La Simon ha individuato 500 thriller scritti in inglese e ambientati in Medio Oriente. Alcuni di questi (Mantello verde di John Buchan e La tamburina di John Le Carré) sono celebri; altri sono poco conosciuti, pieni di antichi stereotipi ("i loro visi loschi e scuri di carnagione li facevano immediatamente identificare come arabi") e di complotti assurdi (Cobalt 60 di Richard Grave racconta la storia di un emiro che si fa passare per un fotografo tedesco e tenta di uccidere i leader americani lanciandogli addosso delle graffette radioattive; Casbah Killers di Nick Carter tratta di un complotto berbero, appoggiato dai comunisti cinesi, per invadere l'Europa attraverso un tunnel sotto Gibilterra).
Con eleganza e senso dell'humour, la Simon evidenzia le principali caratteristiche dei thriller (i loro complotti, gli eroi, i criminali) e tira un certo numero di conclusioni sugli atteggiamenti britannici e americani nei confronti del Medio Oriente.

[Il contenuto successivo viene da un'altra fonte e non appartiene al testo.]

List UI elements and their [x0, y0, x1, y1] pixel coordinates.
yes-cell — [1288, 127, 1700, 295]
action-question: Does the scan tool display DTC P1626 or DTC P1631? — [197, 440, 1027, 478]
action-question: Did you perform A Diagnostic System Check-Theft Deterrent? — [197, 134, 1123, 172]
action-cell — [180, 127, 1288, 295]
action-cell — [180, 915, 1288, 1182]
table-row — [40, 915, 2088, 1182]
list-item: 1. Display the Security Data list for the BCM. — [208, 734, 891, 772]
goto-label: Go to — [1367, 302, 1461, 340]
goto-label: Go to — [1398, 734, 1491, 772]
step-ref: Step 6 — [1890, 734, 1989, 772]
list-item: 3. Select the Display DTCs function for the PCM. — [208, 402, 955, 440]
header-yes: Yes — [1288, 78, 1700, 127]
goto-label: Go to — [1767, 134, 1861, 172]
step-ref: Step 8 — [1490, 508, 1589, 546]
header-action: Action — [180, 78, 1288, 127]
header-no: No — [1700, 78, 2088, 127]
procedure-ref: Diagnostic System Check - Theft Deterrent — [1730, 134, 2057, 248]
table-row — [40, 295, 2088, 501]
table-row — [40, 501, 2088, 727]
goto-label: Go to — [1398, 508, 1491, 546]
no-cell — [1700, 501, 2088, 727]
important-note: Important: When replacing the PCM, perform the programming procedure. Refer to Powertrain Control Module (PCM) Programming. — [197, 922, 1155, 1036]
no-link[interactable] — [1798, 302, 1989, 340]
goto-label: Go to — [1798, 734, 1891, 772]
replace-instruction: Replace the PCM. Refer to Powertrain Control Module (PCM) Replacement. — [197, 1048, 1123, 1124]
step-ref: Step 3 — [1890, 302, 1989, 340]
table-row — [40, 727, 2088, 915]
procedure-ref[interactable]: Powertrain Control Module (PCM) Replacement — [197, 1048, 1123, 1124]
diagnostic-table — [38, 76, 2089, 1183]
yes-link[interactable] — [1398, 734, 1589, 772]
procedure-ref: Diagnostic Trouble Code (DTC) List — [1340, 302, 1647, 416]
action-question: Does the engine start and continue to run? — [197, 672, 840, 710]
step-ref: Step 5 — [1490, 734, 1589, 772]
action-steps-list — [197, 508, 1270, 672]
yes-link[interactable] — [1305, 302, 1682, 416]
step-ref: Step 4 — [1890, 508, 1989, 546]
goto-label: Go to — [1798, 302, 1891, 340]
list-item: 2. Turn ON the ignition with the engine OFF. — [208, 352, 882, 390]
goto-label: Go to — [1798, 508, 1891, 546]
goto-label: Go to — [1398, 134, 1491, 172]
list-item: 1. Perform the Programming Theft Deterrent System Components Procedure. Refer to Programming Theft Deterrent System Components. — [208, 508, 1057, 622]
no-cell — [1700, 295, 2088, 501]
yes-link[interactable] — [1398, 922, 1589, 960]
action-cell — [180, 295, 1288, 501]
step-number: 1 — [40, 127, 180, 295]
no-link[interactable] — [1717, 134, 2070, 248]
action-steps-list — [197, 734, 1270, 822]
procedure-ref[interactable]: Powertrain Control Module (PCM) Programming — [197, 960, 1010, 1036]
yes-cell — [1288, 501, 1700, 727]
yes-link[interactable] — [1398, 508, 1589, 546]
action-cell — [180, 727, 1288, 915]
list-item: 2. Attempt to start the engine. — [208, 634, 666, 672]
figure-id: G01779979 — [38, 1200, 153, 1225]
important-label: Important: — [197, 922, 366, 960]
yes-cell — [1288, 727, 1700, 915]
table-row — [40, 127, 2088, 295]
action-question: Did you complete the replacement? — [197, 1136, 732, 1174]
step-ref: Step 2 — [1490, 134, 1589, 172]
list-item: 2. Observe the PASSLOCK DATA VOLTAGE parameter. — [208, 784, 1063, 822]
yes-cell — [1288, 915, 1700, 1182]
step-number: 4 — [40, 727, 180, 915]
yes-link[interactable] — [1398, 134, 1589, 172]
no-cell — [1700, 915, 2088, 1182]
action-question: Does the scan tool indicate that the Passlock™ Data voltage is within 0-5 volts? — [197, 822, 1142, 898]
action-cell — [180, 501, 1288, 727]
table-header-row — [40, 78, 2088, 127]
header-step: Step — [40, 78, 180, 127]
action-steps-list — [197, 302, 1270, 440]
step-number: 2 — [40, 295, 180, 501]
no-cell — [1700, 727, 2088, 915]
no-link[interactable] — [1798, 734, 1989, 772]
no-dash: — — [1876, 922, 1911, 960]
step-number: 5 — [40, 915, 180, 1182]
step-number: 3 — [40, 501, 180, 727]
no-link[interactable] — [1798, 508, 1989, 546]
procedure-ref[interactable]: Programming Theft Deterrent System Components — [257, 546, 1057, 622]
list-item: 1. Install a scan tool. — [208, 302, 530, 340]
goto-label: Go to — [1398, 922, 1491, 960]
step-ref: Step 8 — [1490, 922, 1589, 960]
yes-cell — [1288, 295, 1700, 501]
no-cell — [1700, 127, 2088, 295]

Come si addice a una storica, l'autrice mostra altresì come questi atteggiamenti siano cambiati dalla Prima guerra mondiale.
Emergono certe costanti: gli anglofoni s'interessano al Medio Oriente se ciò li tocca; malgrado decenni di sforzi, il razzismo resta profondamente radicato nella mentalità popolare e la paura di un Islam rinascente ha una forza speciale perché evoca secoli di ricordi – anche se la natura della minaccia non è più militare ma economica. Certo, non è una bella immagine; ma poiché le attitudini popolari influenzano la politica, beh, di questo i politici ne devono tenere conto.